Between this world and the next, just the two of us, a galaxy all our own.
“Yes, Star, fuck, squeeze me so tight,” he says, moving faster and faster.
I’m so caught up in the pleasure, I don't realize my nails are scoring his back, even if the pain seems to drive him harder and harder.
In the next second, he twists his hips. The angle even deeper, ever harder, even more pleasurable.
So pleasurable that I can't hold this pressure inside. The dam bursts, the stars falling, shining, spinning around me in a burst of color and magic so strong and potent that I feel Jarron let go as well.
For the first time ever… I’m safe, guarded, loved, and completely at peace.
Lying in bed knowing that for the first time I’ve let someone completely in, all my walls down, no holds barred, I feel free in a way.
Light as a feather. The minute he held me close and made sure I was comfortable above all else, that was the moment I knew.
I could trust him with anything, maybe even my heart…
“I love you, my Star,” he says, looking down at me and completely catching me off guard. I suck in a lungful of air and stare at him wide-eyed.
I can’t open my mouth; I’m frozen in complete silence, not knowing what is wrong with me, but all I can do is stare deep into his eyes.
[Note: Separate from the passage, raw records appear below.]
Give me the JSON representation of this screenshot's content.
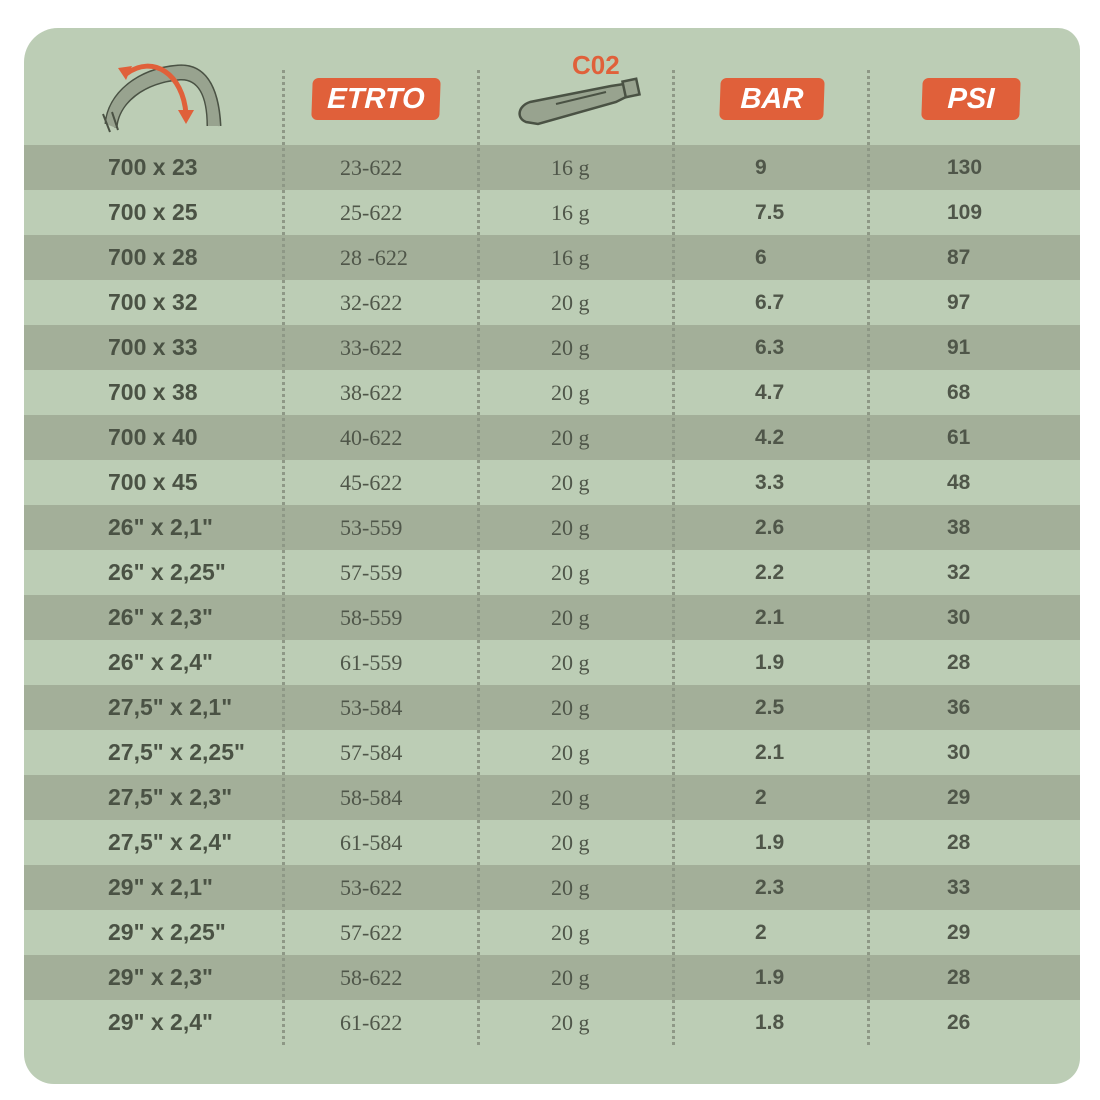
{
  "header": {
    "tyre_icon": "tyre-with-arrows-icon",
    "etrto": "ETRTO",
    "co2_label": "C02",
    "co2_icon": "co2-cartridge-icon",
    "bar": "BAR",
    "psi": "PSI"
  },
  "colors": {
    "background": "#bccdb5",
    "stripe": "#a3af99",
    "accent": "#e0603a",
    "text": "#4a5244"
  },
  "rows": [
    {
      "size": "700 x 23",
      "etrto": "23-622",
      "co2": "16 g",
      "bar": "9",
      "psi": "130"
    },
    {
      "size": "700 x 25",
      "etrto": "25-622",
      "co2": "16 g",
      "bar": "7.5",
      "psi": "109"
    },
    {
      "size": "700 x 28",
      "etrto": "28 -622",
      "co2": "16 g",
      "bar": "6",
      "psi": "87"
    },
    {
      "size": "700 x 32",
      "etrto": "32-622",
      "co2": "20 g",
      "bar": "6.7",
      "psi": "97"
    },
    {
      "size": "700 x 33",
      "etrto": "33-622",
      "co2": "20 g",
      "bar": "6.3",
      "psi": "91"
    },
    {
      "size": "700 x 38",
      "etrto": "38-622",
      "co2": "20 g",
      "bar": "4.7",
      "psi": "68"
    },
    {
      "size": "700 x 40",
      "etrto": "40-622",
      "co2": "20 g",
      "bar": "4.2",
      "psi": "61"
    },
    {
      "size": "700 x 45",
      "etrto": "45-622",
      "co2": "20 g",
      "bar": "3.3",
      "psi": "48"
    },
    {
      "size": "26\" x 2,1\"",
      "etrto": "53-559",
      "co2": "20 g",
      "bar": "2.6",
      "psi": "38"
    },
    {
      "size": "26\" x 2,25\"",
      "etrto": "57-559",
      "co2": "20 g",
      "bar": "2.2",
      "psi": "32"
    },
    {
      "size": "26\" x 2,3\"",
      "etrto": "58-559",
      "co2": "20 g",
      "bar": "2.1",
      "psi": "30"
    },
    {
      "size": "26\" x 2,4\"",
      "etrto": "61-559",
      "co2": "20 g",
      "bar": "1.9",
      "psi": "28"
    },
    {
      "size": "27,5\" x 2,1\"",
      "etrto": "53-584",
      "co2": "20 g",
      "bar": "2.5",
      "psi": "36"
    },
    {
      "size": "27,5\" x 2,25\"",
      "etrto": "57-584",
      "co2": "20 g",
      "bar": "2.1",
      "psi": "30"
    },
    {
      "size": "27,5\" x 2,3\"",
      "etrto": "58-584",
      "co2": "20 g",
      "bar": "2",
      "psi": "29"
    },
    {
      "size": "27,5\" x 2,4\"",
      "etrto": "61-584",
      "co2": "20 g",
      "bar": "1.9",
      "psi": "28"
    },
    {
      "size": "29\" x 2,1\"",
      "etrto": "53-622",
      "co2": "20 g",
      "bar": "2.3",
      "psi": "33"
    },
    {
      "size": "29\" x 2,25\"",
      "etrto": "57-622",
      "co2": "20 g",
      "bar": "2",
      "psi": "29"
    },
    {
      "size": "29\" x 2,3\"",
      "etrto": "58-622",
      "co2": "20 g",
      "bar": "1.9",
      "psi": "28"
    },
    {
      "size": "29\" x 2,4\"",
      "etrto": "61-622",
      "co2": "20 g",
      "bar": "1.8",
      "psi": "26"
    }
  ]
}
It’s like I’m waiting for him to take it back, or the universe to reach down and snatch the words right back out of the air.
I see the moments of hesitation in his eyes, and it kills me.
Opening my mouth to utter the words I know I feel but don’t know how to put into words, I’m stopped at the sound of his cell phone ringing out like an alarm in the room's silence.
“Sorry, Star. Better get that,” he says, pulling away and leaving me feeling nothing but empty and alone. I pull the blankets over my naked body as he walks freely naked as the day he was born. In his defense, though, if I had a body like his, I’d show it off too.
“Loot,” he clips into the receiver. He’s silent for a few seconds before replying with a simple, “On my way.” And hanging up.
Oh no, maybe I took too long to reply and hurt his feelings. Maybe he’s running out of here and…
“Baby, what did I say about running away with those thoughts? I just got a call from my prez. I need to run by the bar real fast. I’ll be back before you know it,” he says, giving me a slow kiss. That kiss and his words alone reassure me we will be fine.
I’m going to plan something special just for him and then tell him exactly how I feel. That I love him too, more than I’ve ever loved anyone before in my life. He taught me what the word means, what love looks like. I want to tell him everything, just not as he’s rushing out the door.
Instead, I work on something big, not knowing I might never get the chance to tell him.